Some remediation, such as the removal of tons of contaminated soil, has been done at the site, but it remains an ecological disaster area.

Besides soil contamination, water is also an issue. EPA tests in 2010 found uranium and arsenic levels in most drinking water to be far above what the agency considers safe. For eight years BP, the corporate parent of ARCO, has provided bottled water to residents whose wells have heavy concentrations of uranium.

In April last year, Singatse Peak Services of Vancouver became the latest owner of the land. At the time, Singatse CEO Thomas Patton said he hoped to reopen the mine in view of rising copper prices and because “one of the quickest, most efficient methods of correcting issues at former mine sites is to put those sites back into production.” That has not happened.

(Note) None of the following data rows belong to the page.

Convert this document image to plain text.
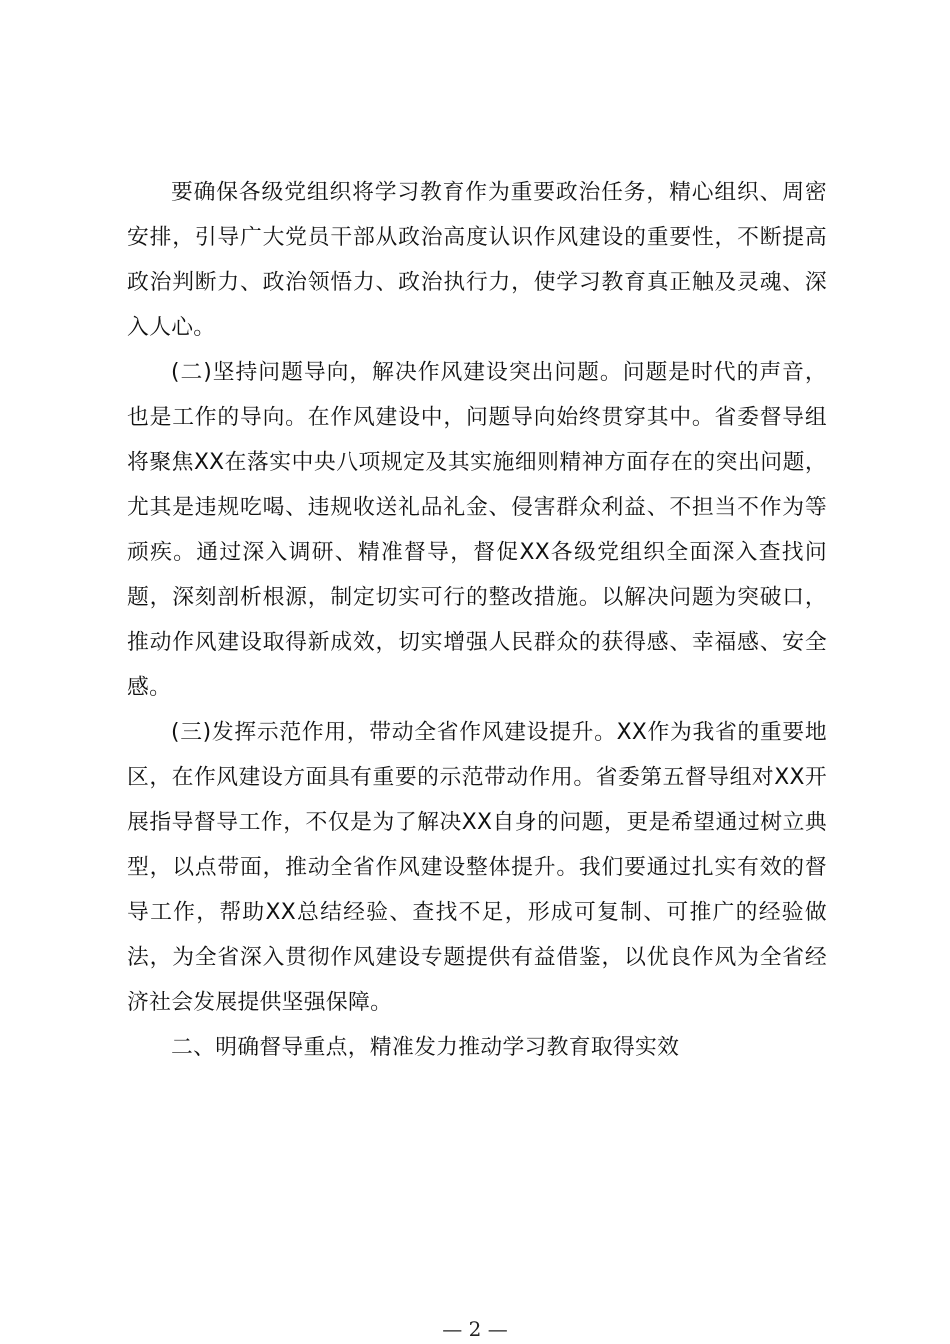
要确保各级党组织将学习教育作为重要政治任务，精心组织、周密安排，引导广大党员干部从政治高度认识作风建设的重要性，不断提高政治判断力、政治领悟力、政治执行力，使学习教育真正触及灵魂、深入人心。

(二)坚持问题导向，解决作风建设突出问题。问题是时代的声音，也是工作的导向。在作风建设中，问题导向始终贯穿其中。省委督导组将聚焦XX在落实中央八项规定及其实施细则精神方面存在的突出问题，尤其是违规吃喝、违规收送礼品礼金、侵害群众利益、不担当不作为等顽疾。通过深入调研、精准督导，督促XX各级党组织全面深入查找问题，深刻剖析根源，制定切实可行的整改措施。以解决问题为突破口，推动作风建设取得新成效，切实增强人民群众的获得感、幸福感、安全感。

(三)发挥示范作用，带动全省作风建设提升。XX作为我省的重要地区，在作风建设方面具有重要的示范带动作用。省委第五督导组对XX开展指导督导工作，不仅是为了解决XX自身的问题，更是希望通过树立典型，以点带面，推动全省作风建设整体提升。我们要通过扎实有效的督导工作，帮助XX总结经验、查找不足，形成可复制、可推广的经验做法，为全省深入贯彻作风建设专题提供有益借鉴，以优良作风为全省经济社会发展提供坚强保障。

二、明确督导重点，精准发力推动学习教育取得实效

— 2 —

Peri and Sons Farms, once described by a farming trade journal as “Crusaders for Onions Born in the U.S.A.,” has a stake in the purity of the soil, which would seemingly make Peri and the tribe natural allies. But Peri attorney Brad Johnson said he is satisfied with the EPA’s assessments, and he was harshly critical of the tribe for faulting the small onion sample.

“The EPA is not basing its statements and conclusions just on the [onions] sample,” he said. “The tribe ignored all the other evidence,” including additional agriculture studies.

Johnson claimed the tribe has made allegations that are “demonstrably false,” including that the test onions were already packed for distribution when obtained and that a Peri well is contaminated when in fact that well no longer actually exists.

He said further, “There is an effort by them to promote a litigation strategy for the benefit of the tribe.” Peri had offered to meet with the tribe without success, he said.

Johnson was also critical of the AP for not including more of a written statement he gave Sonner in its story.

Tribal environmental consultant Dietrick McGinnis said of Johnson’s statements, “We’ve met with them before. Their reaction is a bit of a surprise.”

He said there are more than 40 substances that are suspect besides uranium and he is not satisfied with the EPA work. “There’s many issues associated with that site,” he said. “Uranium is just one of them.”

In a letter to the tribe last week, the EPA’s San Francisco office said the agency “considered many lines of evidence” in making its determination of safety in farm products.